Tokushima Indigo Socks
- First baseman
- Born: 23 May 2000 (age 25) Newcastle, New South Wales, Australia
- Bats: LeftThrows: Right
- Stats at Baseball Reference

= Rixon Wingrove =

Australian baseball player (born 2000)

Rixon James Taylor-Wingrove (born 23 May 2000) is an Australian professional baseball first baseman for the Tokushima Indigo Socks of the Shikoku Island League Plus. He was named to the Australian national baseball team for the 2023 and 2026 World Baseball Classic.

==Career==
===Philadelphia Phillies===
Wingrove signed with the Philadelphia Phillies as an international free agent on 20 April 2018. He made his professional debut with the rookie–level Gulf Coast League Phillies. He spent the 2019 campaign back with the GCL Phillies, playing in 48 games and hitting .298/.374/.500 with 5 home runs and 37 RBI. He did not play in a game in 2020 due to the cancellation of the minor league season because of the COVID-19 pandemic.

In 2021, Wingrove played for the Single–A Clearwater Threshers and rookie–level FCL Phillies, for whom he batted a combined .203/.289/.360 with 11 home runs and 39 RBI. In 2022, Wingrove played primarily for the High–A Jersey Shore Blue Claws, hitting .251/.349/.466 with 12 home runs and 43 RBI. Wingrove also played for the Adelaide Giants of the Australian Baseball League. He split the 2023 season between Jersey Shore and the Double–A Reading Fightin Phils, accumulating a .232/.324/.407 batting line with 16 home runs and 66 RBI across 116 games. He was released by the Phillies organization on 23 March 2024.

===Long Island Ducks===
On 9 April 2024, Wingrove signed with the Long Island Ducks of the Atlantic League of Professional Baseball.

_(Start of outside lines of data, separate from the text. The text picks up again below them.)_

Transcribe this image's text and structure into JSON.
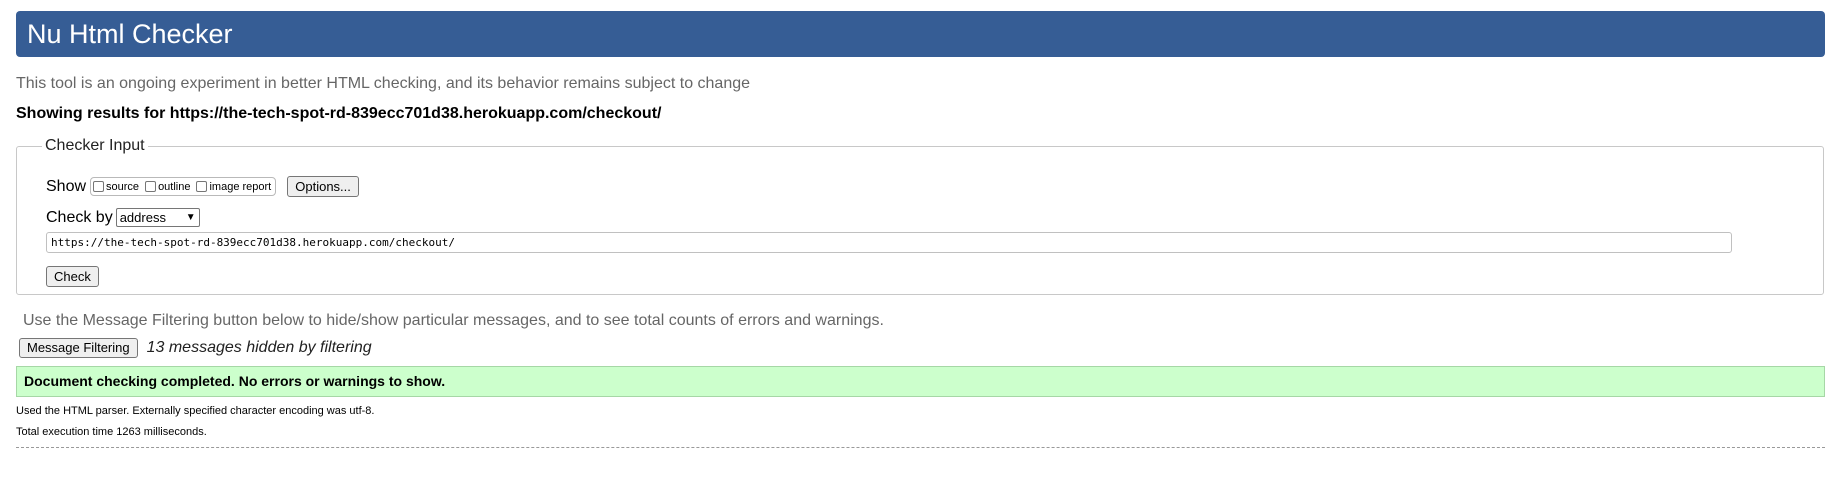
{
  "header": {
    "title": "Nu Html Checker"
  },
  "tagline": "This tool is an ongoing experiment in better HTML checking, and its behavior remains subject to change",
  "showing_results": "Showing results for https://the-tech-spot-rd-839ecc701d38.herokuapp.com/checkout/",
  "checker_input": {
    "legend": "Checker Input",
    "show_label": "Show",
    "options": [
      {
        "label": "source",
        "checked": false
      },
      {
        "label": "outline",
        "checked": false
      },
      {
        "label": "image report",
        "checked": false
      }
    ],
    "options_button": "Options...",
    "check_by_label": "Check by",
    "check_by_value": "address",
    "url_value": "https://the-tech-spot-rd-839ecc701d38.herokuapp.com/checkout/",
    "check_button": "Check"
  },
  "filtering": {
    "info": "Use the Message Filtering button below to hide/show particular messages, and to see total counts of errors and warnings.",
    "button": "Message Filtering",
    "hidden_count": "13 messages hidden by filtering"
  },
  "result": {
    "message": "Document checking completed. No errors or warnings to show.",
    "color": "#ccffcc"
  },
  "footer": {
    "parser_info": "Used the HTML parser. Externally specified character encoding was utf-8.",
    "execution_time": "Total execution time 1263 milliseconds."
  },
  "colors": {
    "header_bg": "#365d95",
    "header_text": "#ffffff"
  }
}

In 18 games for the Ducks, Wingrove batted .305/.406/.525 with three home runs and nine RBI.

===Minnesota Twins===
On 24 May 2024, Wingrove's contract was purchased by the Minnesota Twins organization. In 66 games split between the Single-A Fort Myers Mighty Mussels and High-A Cedar Rapids Kernels, he batted .251/.347/.481 with 13 home runs and 45 RBI. Wingrove elected free agency following the season on 4 November.

===Kansas City Monarchs===
On 9 January 2025, Wingrove signed with the Kansas City Monarchs of the American Association of Professional Baseball.

===Tokushima Indigo Socks===
On 14 May 2026, Wingrove signed with the Tokushima Indigo Socks of the Shikoku Island League Plus.

==International career==
Wingrove played for the Australian national baseball team in the 2023 and 2026 World Baseball Classics. He had four runs batted in in Australia's win over China. He also played for the national team during the 2024 WBSC Premier12.